The grasses were all around, towering above me like trees. They waved gently in the breeze, greeting me as their friend. The autumnal sun had rendered them golden, had made every part of the scene glow with warmth. While I cannot picture him, I know my dad was there. We were fishing together in some small, peaceful body of water, and I felt small in the best way.
Then, the quietness was interrupted with a crescendo of noise, and I looked up to see a flock of geese bursting into my vision, flapping their wings against the blushing sky. It was a moment of wonder, and I can still picture it, them flying through the frame of the grasses, everything illuminated with that ethereal light.
I held onto that memory for most of my life as a sacred secret. I feared that perhaps it had been a construct of my young mind. After all, I couldn’t recall any stories about it, I had no evidence of it occurring. But the image was so vivid, the feelings of delight and awe and safety so comforting, the moment itself so breathtaking, so spiritual, that the thought of it being a fiction devastated me.
It wasn’t until a few years ago that I timidly asked my mom if Dad would have even taken me fishing when I was really young. She said that yes, he did sometimes take me fishing in the creek near the small home we rented when I was between the ages of 2 and 4 years. After a few follow up questions, I breathed a sigh of relief and determined that the memory must be real.

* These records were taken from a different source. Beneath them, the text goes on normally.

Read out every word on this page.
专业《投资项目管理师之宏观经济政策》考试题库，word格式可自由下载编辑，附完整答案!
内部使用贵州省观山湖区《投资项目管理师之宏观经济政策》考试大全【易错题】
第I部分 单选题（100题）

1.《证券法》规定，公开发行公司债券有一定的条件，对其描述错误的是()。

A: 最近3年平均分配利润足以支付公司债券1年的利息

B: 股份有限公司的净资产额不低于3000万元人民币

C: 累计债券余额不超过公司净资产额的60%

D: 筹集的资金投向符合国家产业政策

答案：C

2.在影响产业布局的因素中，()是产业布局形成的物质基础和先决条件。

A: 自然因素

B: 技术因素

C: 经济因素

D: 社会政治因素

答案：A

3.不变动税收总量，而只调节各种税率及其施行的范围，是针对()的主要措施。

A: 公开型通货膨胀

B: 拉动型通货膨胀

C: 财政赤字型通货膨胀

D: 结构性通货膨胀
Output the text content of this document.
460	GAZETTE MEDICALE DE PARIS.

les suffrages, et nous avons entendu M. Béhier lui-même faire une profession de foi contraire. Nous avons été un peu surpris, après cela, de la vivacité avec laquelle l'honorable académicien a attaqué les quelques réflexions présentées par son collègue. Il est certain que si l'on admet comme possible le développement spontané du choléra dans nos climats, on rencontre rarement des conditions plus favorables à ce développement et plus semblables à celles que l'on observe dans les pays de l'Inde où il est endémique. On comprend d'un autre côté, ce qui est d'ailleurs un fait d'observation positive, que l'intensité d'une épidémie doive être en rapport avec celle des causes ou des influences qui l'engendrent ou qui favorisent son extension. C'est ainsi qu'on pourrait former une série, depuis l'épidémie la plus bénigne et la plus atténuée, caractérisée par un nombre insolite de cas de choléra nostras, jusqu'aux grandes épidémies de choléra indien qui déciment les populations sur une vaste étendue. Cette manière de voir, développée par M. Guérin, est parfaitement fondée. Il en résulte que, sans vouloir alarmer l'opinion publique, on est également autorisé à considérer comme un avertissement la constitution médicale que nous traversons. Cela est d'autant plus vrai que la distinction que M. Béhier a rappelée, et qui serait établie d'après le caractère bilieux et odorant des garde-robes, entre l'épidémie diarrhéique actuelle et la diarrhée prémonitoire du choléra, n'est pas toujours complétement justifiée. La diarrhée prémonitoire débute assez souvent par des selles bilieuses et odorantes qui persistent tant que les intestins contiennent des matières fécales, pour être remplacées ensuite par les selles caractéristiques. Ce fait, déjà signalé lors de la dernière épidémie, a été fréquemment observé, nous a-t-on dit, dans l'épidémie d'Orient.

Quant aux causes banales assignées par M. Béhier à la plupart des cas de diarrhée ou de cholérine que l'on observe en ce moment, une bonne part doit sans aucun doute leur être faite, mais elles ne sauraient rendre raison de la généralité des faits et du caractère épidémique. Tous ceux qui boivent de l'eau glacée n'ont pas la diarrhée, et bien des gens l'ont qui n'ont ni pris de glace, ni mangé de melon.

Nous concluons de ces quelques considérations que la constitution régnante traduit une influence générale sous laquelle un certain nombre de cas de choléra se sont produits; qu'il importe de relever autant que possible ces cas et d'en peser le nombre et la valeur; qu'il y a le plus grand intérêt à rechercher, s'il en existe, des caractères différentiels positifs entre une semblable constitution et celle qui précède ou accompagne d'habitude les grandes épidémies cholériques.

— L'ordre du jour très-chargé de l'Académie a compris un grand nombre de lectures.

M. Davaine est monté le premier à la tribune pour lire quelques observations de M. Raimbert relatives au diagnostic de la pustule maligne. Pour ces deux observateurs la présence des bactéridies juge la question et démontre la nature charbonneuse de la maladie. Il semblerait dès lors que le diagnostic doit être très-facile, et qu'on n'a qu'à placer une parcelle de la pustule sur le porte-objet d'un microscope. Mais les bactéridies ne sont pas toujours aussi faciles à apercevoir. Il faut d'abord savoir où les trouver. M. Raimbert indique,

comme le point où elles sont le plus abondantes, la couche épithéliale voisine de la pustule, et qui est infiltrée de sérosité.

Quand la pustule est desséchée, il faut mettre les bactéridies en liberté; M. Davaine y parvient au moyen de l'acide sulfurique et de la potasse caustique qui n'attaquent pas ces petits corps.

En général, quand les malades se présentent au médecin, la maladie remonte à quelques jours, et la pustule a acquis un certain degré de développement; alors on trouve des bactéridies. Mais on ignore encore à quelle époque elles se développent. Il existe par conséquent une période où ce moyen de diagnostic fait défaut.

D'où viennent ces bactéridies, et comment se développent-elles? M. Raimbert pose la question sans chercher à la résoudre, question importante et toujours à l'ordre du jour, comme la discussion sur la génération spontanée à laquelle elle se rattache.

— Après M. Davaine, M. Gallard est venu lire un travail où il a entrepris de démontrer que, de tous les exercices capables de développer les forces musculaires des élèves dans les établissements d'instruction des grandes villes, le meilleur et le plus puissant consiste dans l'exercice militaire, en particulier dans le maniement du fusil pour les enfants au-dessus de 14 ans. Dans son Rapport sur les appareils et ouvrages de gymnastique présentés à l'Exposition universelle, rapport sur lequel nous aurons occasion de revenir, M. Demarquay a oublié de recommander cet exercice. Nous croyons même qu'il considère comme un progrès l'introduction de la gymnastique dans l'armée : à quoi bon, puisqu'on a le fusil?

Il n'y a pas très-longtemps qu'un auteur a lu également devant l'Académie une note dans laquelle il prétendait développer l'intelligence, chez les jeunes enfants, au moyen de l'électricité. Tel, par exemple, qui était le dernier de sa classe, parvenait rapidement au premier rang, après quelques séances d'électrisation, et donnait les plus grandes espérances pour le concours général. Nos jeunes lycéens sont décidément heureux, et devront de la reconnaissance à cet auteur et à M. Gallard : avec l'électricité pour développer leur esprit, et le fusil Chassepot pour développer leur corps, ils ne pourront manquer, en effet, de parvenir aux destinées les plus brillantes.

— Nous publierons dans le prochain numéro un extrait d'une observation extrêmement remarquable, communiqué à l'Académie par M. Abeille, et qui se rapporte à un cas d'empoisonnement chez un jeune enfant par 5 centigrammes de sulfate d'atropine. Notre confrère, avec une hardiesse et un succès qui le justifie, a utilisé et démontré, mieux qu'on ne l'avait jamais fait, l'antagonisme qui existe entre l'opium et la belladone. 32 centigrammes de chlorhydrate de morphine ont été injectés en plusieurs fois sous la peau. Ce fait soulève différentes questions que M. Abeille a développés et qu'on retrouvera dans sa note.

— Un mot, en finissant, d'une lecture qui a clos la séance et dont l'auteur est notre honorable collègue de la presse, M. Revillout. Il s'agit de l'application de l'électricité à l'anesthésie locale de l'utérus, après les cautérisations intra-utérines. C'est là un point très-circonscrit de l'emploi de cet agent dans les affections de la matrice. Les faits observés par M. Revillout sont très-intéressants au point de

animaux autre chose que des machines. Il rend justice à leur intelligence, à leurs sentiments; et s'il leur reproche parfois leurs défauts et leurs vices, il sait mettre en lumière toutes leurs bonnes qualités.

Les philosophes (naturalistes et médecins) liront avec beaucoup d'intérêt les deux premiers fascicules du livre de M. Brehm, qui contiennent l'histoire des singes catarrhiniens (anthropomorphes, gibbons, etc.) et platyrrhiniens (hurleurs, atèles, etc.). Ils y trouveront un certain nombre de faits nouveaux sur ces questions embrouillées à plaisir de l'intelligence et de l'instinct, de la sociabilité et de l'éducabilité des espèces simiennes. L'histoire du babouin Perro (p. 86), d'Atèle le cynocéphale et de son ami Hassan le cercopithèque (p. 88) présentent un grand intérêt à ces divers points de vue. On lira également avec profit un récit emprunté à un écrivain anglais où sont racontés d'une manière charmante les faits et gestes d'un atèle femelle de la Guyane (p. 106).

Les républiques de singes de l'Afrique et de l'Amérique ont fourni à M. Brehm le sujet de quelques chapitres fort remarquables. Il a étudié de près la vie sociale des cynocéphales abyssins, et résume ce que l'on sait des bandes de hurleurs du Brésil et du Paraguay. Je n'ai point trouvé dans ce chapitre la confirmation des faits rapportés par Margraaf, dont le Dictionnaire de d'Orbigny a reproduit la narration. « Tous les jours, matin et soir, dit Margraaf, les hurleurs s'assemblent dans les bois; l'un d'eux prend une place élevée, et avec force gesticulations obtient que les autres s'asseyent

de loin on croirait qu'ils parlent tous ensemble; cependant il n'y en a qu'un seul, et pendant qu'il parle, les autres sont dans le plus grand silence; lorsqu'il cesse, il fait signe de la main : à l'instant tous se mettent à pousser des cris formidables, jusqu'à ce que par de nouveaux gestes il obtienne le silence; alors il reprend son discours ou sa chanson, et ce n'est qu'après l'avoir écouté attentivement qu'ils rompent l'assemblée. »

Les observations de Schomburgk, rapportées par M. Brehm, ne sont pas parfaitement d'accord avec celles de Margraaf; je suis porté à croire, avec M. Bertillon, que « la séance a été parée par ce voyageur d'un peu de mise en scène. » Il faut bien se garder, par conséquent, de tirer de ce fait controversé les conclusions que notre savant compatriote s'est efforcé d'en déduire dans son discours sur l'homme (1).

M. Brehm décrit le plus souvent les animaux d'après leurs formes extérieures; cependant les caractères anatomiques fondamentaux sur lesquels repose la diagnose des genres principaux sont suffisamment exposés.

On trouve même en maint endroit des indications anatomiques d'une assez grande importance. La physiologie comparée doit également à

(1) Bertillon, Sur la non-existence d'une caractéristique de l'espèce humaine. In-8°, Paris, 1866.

This week, a flock of geese has been taking up residence in our neighbor’s field. Yesterday, we watched them wander around as if they owned the place, digging into the damp earth eagerly. It was all together a gorgeous afternoon, especially after a damp and humid week. The clouds were pillowing over the sky, and it was the perfect temperature. Friends were over, and the children were happily playing in the leaves our oak had strewn for them. When we threw some into the fire I had started, the smell of the smoke evoked the essence of fall. We ate butternut squash soup and fresh baked biscuits on the deck. We watched leaves dance to the ground, and laughed together.
It occurred to me later, that this is the stuff that memories are made of.
I look at Levi and wonder what his first memories will be. Perhaps they will be of snuggling with Daddy in a home-made fort, of catching ghost crabs with my parents by the ocean in blackest night. Perhaps they will be of cooking beside me in the kitchen, of tractor rides down the road with Pop. Perhaps they will be of laughing with his sister or romping around with cousins or adventuring with the neighbors. They will, inevitably, be linked with a song or a smell or an image.
But whatever they are, I hope his first memories include that precious realization of what it feels like to be alive. I hope they are linked with feelings of joy, wonder, safety, delight, and love. I hope that they are sacred secrets he will treasure all of his life and that he will be reminded of them often, as I am when I hear the cries of geese overhead.